Y entre las almenas del tiempo, se descubren pasadizos que siempre estuvieron a plena vista. Las rabias sentidas a tenor de los tropiezos que se acoplaron a la vida. Le hacen preguntarse a uno cómo cuándo y por qué. Que de dónde sale este fuego fatuo, cálido y sincrónico, ahora que el gas está por las nubes; que amedrentan las articulaciones y movilizan los huesos llenos de vértigo, por el recuerdo de otros palos coleccionados hacia el fémur.
Que de dónde sale este oxígeno puro, de bosque prístino, ahora que el mundo comienza a secarse; que los propios años menguan, o dilatan, según quiera mirarse la arena. Y me llega al pecho, a prender el cerezo, sin fuelle, solo con la brisa cándida del susurro, al hueco donde antes me invadía la ambición. La ambición esteril por la escalera del ser reconocido, que no quema madera, sino tiempo, y que anega de dióxido de pérdida la habitación, y que desorienta.

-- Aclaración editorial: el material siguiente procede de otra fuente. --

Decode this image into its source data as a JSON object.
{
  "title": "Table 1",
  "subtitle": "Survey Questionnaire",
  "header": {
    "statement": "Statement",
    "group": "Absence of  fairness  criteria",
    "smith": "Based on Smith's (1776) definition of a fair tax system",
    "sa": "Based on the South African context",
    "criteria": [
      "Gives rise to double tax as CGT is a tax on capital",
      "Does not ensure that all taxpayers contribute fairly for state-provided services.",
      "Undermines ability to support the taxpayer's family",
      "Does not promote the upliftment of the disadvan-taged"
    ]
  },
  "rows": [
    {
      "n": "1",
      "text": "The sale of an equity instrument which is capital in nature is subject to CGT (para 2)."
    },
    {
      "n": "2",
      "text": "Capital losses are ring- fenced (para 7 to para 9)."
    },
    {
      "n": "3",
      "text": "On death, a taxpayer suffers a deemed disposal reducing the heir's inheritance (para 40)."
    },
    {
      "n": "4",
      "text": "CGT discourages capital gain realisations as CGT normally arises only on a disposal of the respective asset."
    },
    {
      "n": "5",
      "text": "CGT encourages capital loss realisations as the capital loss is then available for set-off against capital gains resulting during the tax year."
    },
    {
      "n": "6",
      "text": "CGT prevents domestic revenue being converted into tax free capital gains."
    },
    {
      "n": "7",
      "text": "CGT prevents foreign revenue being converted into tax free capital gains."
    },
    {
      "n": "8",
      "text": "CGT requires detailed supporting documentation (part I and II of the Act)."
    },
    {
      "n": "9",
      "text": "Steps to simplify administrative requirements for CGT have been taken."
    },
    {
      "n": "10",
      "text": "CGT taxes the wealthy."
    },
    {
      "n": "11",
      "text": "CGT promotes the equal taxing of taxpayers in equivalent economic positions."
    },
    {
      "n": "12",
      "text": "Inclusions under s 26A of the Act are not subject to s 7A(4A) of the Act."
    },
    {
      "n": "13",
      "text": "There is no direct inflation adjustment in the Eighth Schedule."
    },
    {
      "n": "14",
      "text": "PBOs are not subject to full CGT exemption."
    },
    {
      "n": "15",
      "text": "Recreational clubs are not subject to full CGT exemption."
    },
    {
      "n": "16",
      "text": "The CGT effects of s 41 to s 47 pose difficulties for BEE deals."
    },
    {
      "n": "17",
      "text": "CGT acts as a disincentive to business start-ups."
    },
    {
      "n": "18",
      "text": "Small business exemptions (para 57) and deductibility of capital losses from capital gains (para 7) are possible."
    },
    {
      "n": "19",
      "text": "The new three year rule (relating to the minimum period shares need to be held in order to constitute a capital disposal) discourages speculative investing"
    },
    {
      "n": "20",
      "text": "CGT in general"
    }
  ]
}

Con aquel espacio libre, se ve diáfana la vida. Dura, pero placentera. Impredecible, pero hermosa. Elegante. Pavorosa. En ese habitáculo nuevo uno recula sobre su propio eco, y se sienta a contemplar los árboles que merecen la pena observar. Que de lentos nutren. Sin la pretensión externa, las manos se desocupan y las fóveas se centran. En el arte. En los frutos que sanan al ser cosechados, hacia los que merece la pena alargar los dedos.
Con aquel espacio libre, uno puede apreciar con mayor soltura a quién le cede hueco a su lado.
El miedo huele distinto. Suena a ojalá, no a rechazo.
La ducha calma. No enmascara.
Se reparte el agua y la vida es una. Como en las canales del deshielo. Se entrelazan las montañas.
Y las coincidencias, que en esta vida no son ni exponenciales, ni copiosas.
En el mayor de los castillos se tejen las ganas. Aunque piquen las agujas.